Isn't it weird to visit your former self like an old friend? It's like seeing the fallen head cheerleader. There's so much pity and wisdom in a life re-visited.

Tuesday, November 2, 2010

Lazy...

I am not a lazy woman. I was not a lazy child. I spent my days growing up feeding chickens, gathering eggs, doing chores, cooking, cleaning, raking leaves, moving cattle. In short, I lived a farm life. I loved it. When I wasn't doing those things, I was reading or playing in the dirt.

I've spent a lot of time lately trying to figure out what it is that will bring me joy where my career is concerned. I'm a fixer. I like a problem that has a clear beginning and end. So science - well...it might not be working out. You see, we've talked about this before, but science is best when it leads to more questions. This is sort of the recipe for eternal frustration for me. And that, of course, is the appeal of going back to school so I can do medicine. It doesn't much matter in which capacity, doctor, nurse, nurse practitioner, physician's assistant...it's a question of: a patient comes in sick/hurt/broken, the patient leaves with a diagnosis/plan/cure/fix. Easy, right?

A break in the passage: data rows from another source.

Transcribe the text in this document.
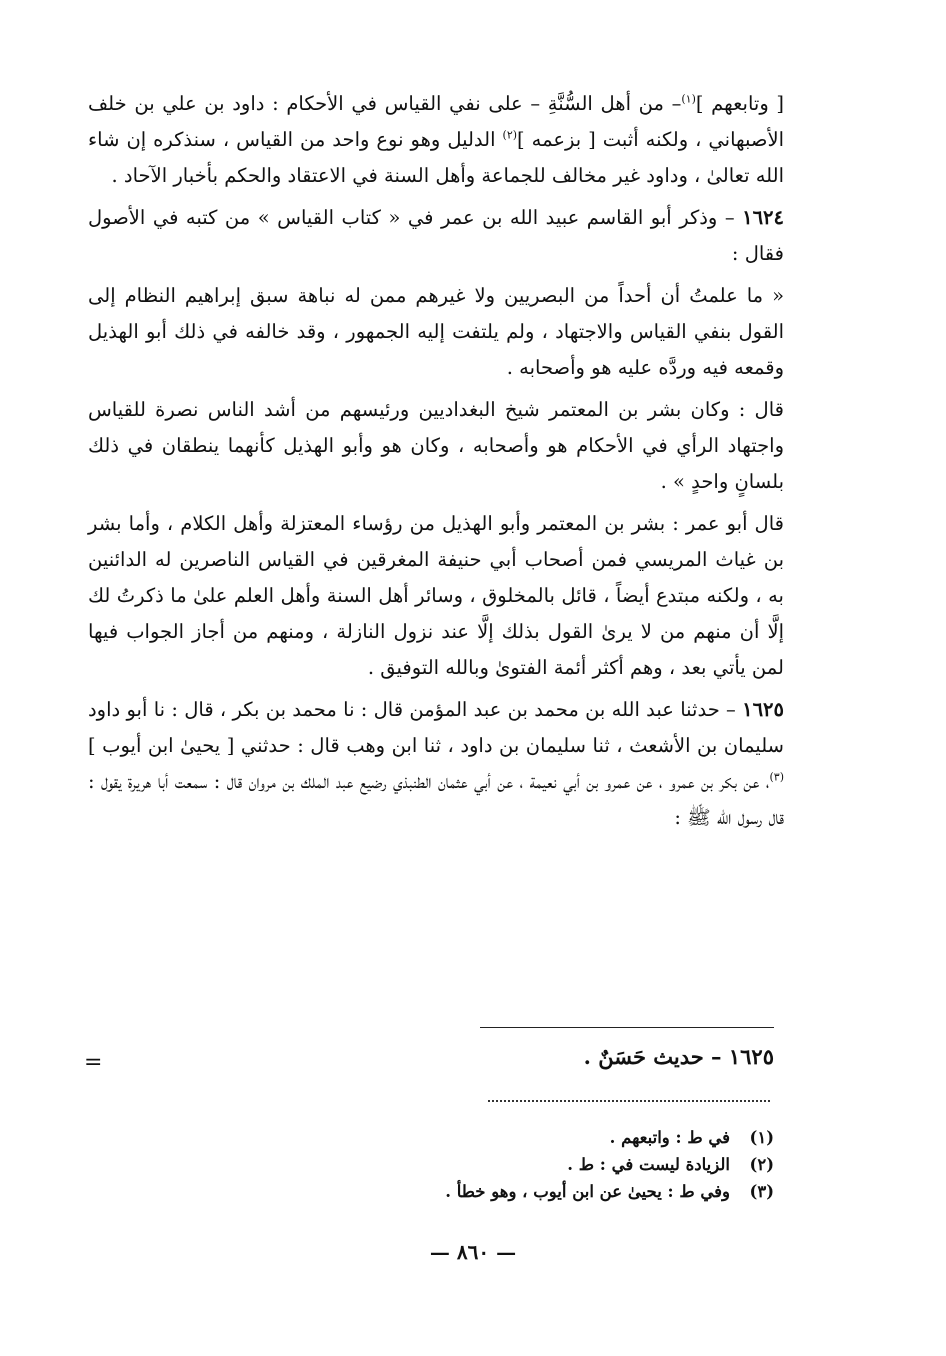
[ وتابعهم ]$^{(١)}$– من أهل السُّنَّةِ – على نفي القياس في الأحكام : داود بن علي بن خلف الأصبهاني ، ولكنه أثبت [ بزعمه ]$^{(٢)}$ الدليل وهو نوع واحد من القياس ، سنذكره إن شاء الله تعالىٰ ، وداود غير مخالف للجماعة وأهل السنة في الاعتقاد والحكم بأخبار الآحاد .

١٦٢٤ – وذكر أبو القاسم عبيد الله بن عمر في « كتاب القياس » من كتبه في الأصول فقال :

« ما علمتُ أن أحداً من البصريين ولا غيرهم ممن له نباهة سبق إبراهيم النظام إلى القول بنفي القياس والاجتهاد ، ولم يلتفت إليه الجمهور ، وقد خالفه في ذلك أبو الهذيل وقمعه فيه وردَّه عليه هو وأصحابه .

قال : وكان بشر بن المعتمر شيخ البغداديين ورئيسهم من أشد الناس نصرة للقياس واجتهاد الرأي في الأحكام هو وأصحابه ، وكان هو وأبو الهذيل كأنهما ينطقان في ذلك بلسانٍ واحدٍ » .

قال أبو عمر : بشر بن المعتمر وأبو الهذيل من رؤساء المعتزلة وأهل الكلام ، وأما بشر بن غياث المريسي فمن أصحاب أبي حنيفة المغرقين في القياس الناصرين له الدائنين به ، ولكنه مبتدع أيضاً ، قائل بالمخلوق ، وسائر أهل السنة وأهل العلم علىٰ ما ذكرتُ لك إلَّا أن منهم من لا يرىٰ القول بذلك إلَّا عند نزول النازلة ، ومنهم من أجاز الجواب فيها لمن يأتي بعد ، وهم أكثر أئمة الفتوىٰ وبالله التوفيق .

١٦٢٥ – حدثنا عبد الله بن محمد بن عبد المؤمن قال : نا محمد بن بكر ، قال : نا أبو داود سليمان بن الأشعث ، ثنا سليمان بن داود ، ثنا ابن وهب قال : حدثني [ يحيىٰ ابن أيوب ]$^{(٣)}$، عن بكر بن عمرو ، عن عمرو بن أبي نعيمة ، عن أبي عثمان الطنبذي رضيع عبد الملك بن مروان قال : سمعت أبا هريرة يقول : قال رسول الله ﷺ :

١٦٢٥ – حديث حَسَنٌ .
=
(١)
في ط : واتبعهم .
(٢)
الزيادة ليست في : ط .
(٣)
وفي ط : يحيىٰ عن ابن أيوب ، وهو خطأ .
— ٨٦٠ —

Not really. Doing medicine means more school. If my grant doesn't get funded, my family is going to be in a world of hurt. I'm going to have to find a way to compensate for my salary at State QUICK, OR - I'm going to have to pull my kids out of their school and go back to school myself while teaching at night. I haven't really decided...it's not just my decision, you see. My husband has a say, too. And there's still the fingers-crossed, eyes-shut-tight hope that the USDA answers my plea and this isn't an issue for another two years.

I digress: The point is - the things I loved as a child are the things I'd like to do as an adult. And so, I'm currently seeking a job as a person who reads books for fun, plays in the dirt, and gets paid a WHOLE ton of $$$. Any suggestions?